David vint  emprunter mes crayons à mon père.

-Tu peux les garder toutes les vacances mais il faut  vite partir David ! Quitter paris ! Avertis  tes parents ! La police française va organiser une grande rafle d'étrangers de juifs c'est pour bientôt , c'est sur ordre des allemands !

David quitta mon père avec la boite de crayons.Il informa  sa famille des recommandations que mon père  lui avait faites .Le boulanger se rendit à notre domicile :

-Nous sommes français  ! Ils ne peuvent pas nous arrêter !

-Je vous assure qu'ils vont le faire ! Fuyez ! Je peux vous donner une adresse.....

Le père de David ne voulait pas y croire  et coupa court :

-Et les enfant aussi ? Et pour nous emmener où ?

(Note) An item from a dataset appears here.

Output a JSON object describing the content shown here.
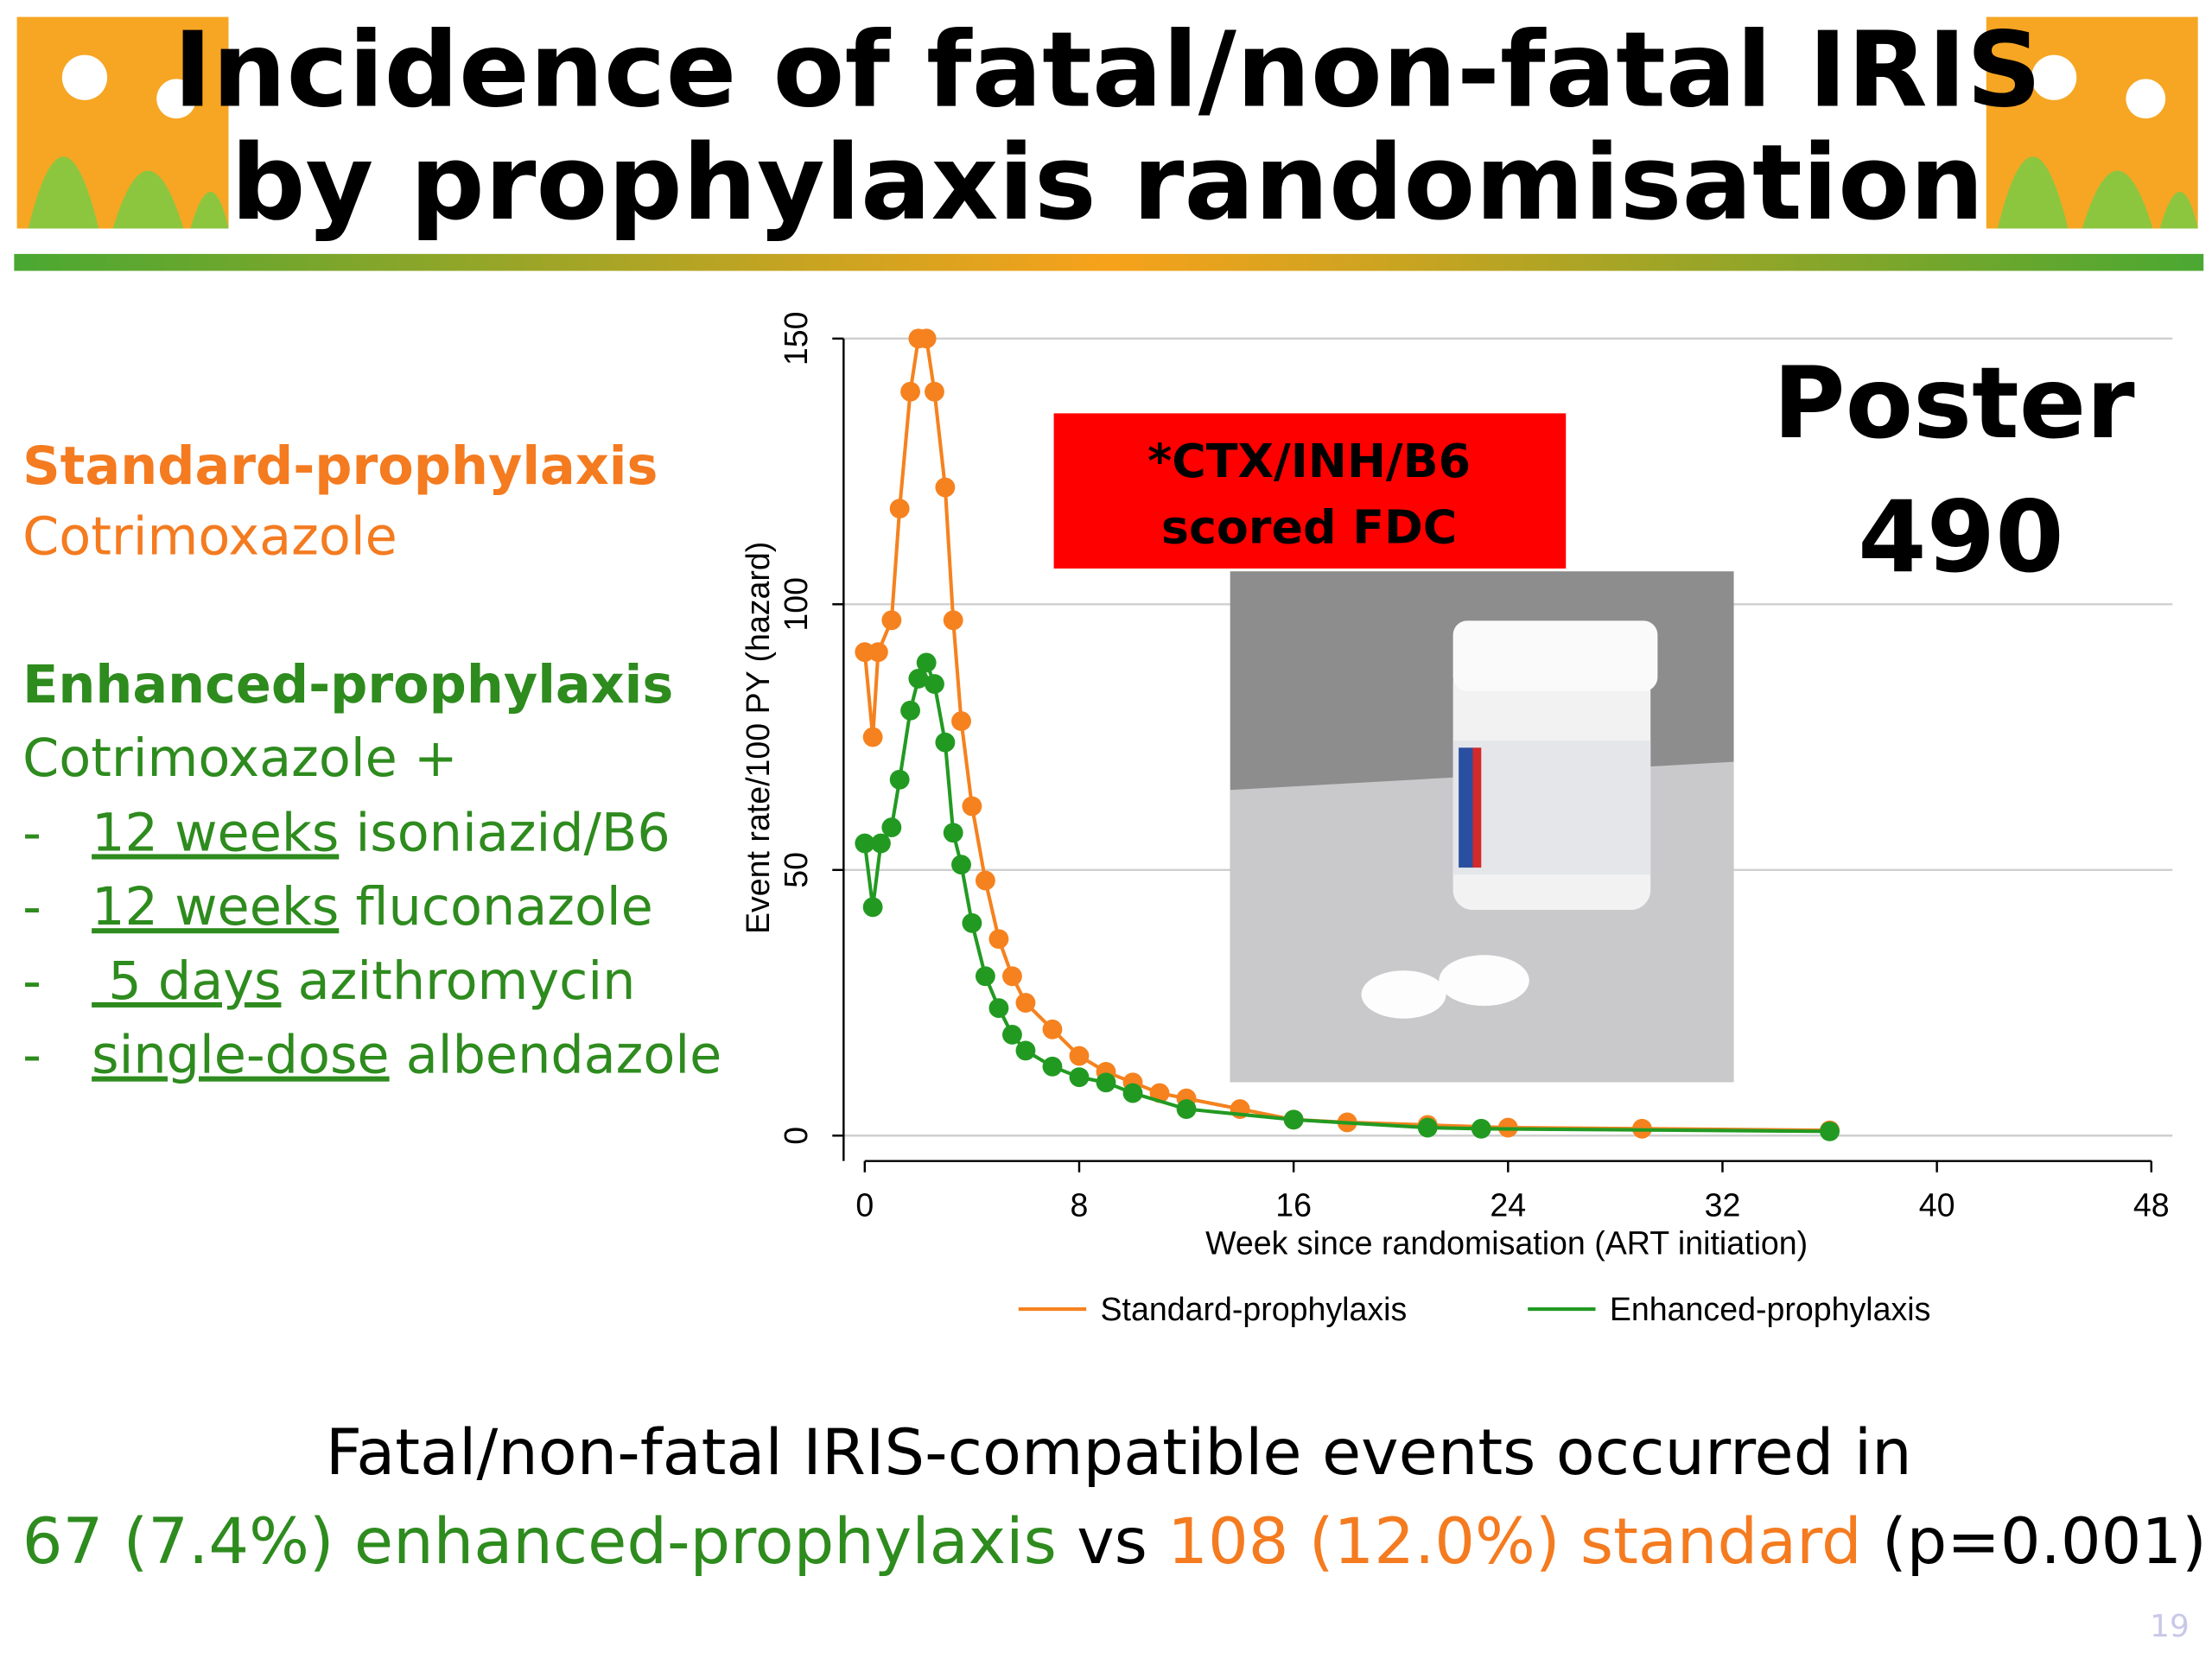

-Dans des camps de travail !

-Des femmes ?Des bébés ? Des vieillards ? C'est impossible ! On a voulu faire courir ce bruit ! Encore la propagande antisémite pour que les juifs quittent la capitale ! On vous a dit à vous fonctionnaires de répandre la rumeur et comme cela les bons français de souche , bons catholiques s'empareront de nos biens, de nos commerces, nos machines nos véhicules de nos économies . Je ne marche pas !

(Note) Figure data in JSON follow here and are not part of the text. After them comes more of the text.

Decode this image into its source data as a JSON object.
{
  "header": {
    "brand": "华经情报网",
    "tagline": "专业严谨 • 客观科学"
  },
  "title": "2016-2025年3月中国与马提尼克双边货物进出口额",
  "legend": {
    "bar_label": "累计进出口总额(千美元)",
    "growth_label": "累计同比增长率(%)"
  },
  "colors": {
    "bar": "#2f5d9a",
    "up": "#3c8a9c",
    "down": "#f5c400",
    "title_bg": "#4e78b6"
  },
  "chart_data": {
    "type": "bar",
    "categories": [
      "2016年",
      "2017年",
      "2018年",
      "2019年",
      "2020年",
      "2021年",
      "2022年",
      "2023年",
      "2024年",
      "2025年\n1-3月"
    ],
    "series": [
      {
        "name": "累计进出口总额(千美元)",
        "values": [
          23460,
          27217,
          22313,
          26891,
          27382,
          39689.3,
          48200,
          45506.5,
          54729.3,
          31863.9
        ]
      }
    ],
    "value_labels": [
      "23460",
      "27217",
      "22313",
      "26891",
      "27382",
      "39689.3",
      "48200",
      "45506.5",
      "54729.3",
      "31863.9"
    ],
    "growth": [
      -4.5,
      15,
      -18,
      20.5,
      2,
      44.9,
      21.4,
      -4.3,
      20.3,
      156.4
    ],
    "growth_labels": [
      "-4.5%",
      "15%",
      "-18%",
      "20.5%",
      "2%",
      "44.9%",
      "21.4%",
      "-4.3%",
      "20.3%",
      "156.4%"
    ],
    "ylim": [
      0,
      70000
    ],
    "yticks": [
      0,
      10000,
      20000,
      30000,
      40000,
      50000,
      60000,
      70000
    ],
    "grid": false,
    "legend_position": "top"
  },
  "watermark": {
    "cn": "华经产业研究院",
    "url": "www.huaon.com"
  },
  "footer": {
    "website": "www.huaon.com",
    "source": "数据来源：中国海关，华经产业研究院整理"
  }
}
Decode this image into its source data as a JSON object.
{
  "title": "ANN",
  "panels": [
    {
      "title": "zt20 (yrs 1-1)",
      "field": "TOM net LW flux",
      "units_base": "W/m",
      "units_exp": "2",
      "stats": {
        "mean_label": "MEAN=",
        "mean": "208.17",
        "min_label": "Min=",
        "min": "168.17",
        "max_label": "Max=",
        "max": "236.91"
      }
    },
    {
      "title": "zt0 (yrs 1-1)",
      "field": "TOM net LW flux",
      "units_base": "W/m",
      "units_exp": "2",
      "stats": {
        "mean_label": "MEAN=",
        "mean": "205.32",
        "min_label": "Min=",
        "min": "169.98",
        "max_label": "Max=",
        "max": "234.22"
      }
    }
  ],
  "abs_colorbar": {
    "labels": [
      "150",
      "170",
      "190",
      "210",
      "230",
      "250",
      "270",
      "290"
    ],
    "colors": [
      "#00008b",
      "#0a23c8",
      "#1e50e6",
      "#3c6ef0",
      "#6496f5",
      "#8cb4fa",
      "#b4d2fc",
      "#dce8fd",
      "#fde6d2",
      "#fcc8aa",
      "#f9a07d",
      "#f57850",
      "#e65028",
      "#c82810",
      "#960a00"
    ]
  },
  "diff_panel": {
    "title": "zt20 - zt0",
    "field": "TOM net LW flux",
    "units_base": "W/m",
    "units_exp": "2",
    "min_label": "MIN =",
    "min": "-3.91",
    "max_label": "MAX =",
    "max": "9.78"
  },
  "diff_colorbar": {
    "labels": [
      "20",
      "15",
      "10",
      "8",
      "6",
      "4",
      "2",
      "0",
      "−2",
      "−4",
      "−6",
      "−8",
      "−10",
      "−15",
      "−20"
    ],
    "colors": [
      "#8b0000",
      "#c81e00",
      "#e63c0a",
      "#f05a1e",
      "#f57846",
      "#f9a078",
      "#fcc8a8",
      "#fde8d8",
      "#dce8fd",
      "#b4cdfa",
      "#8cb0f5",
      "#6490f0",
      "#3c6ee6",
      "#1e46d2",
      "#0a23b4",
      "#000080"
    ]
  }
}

Il refusa de croire mon père .

16 juillet . Lorsque la police vint arrêter les juifs, David grimpa jusqu’à notre appartement , la boite de crayons , à la main. Il frappa à ma porte :

-La police est là et nous ordonne de faire nos valises .

-Hélas David ! J'avais prévenu ton père, mais …

Des coups frappés vivement à porte stoppa court la conversation :

-Ouvrez police ! Ouvrez !

-Qu'y a  t -il  ? demanda mon père au fonctionnaire de police qui se tenait face à lui.

- Monsieur, un garçon a pénétré chez vous , c'est le fils du boulanger ! Où est- il ?

- Je suis venu rendre la boite de crayons de couleurs que mon ami François m'avait prêtée ! Expliqua  David .

Et il tendit les crayons à mon père .

-Bien ! Dit le policier ! Alors maintenant on peut partir !

Je ne revis jamais David ni sa famille . Tous furent conduits au « vel d'hiv » et déportés à Auschwitz. 

J'ai toujours ma belle boite de métal mais je n'ai  jamais  eu le cœur d' utiliser les crayons.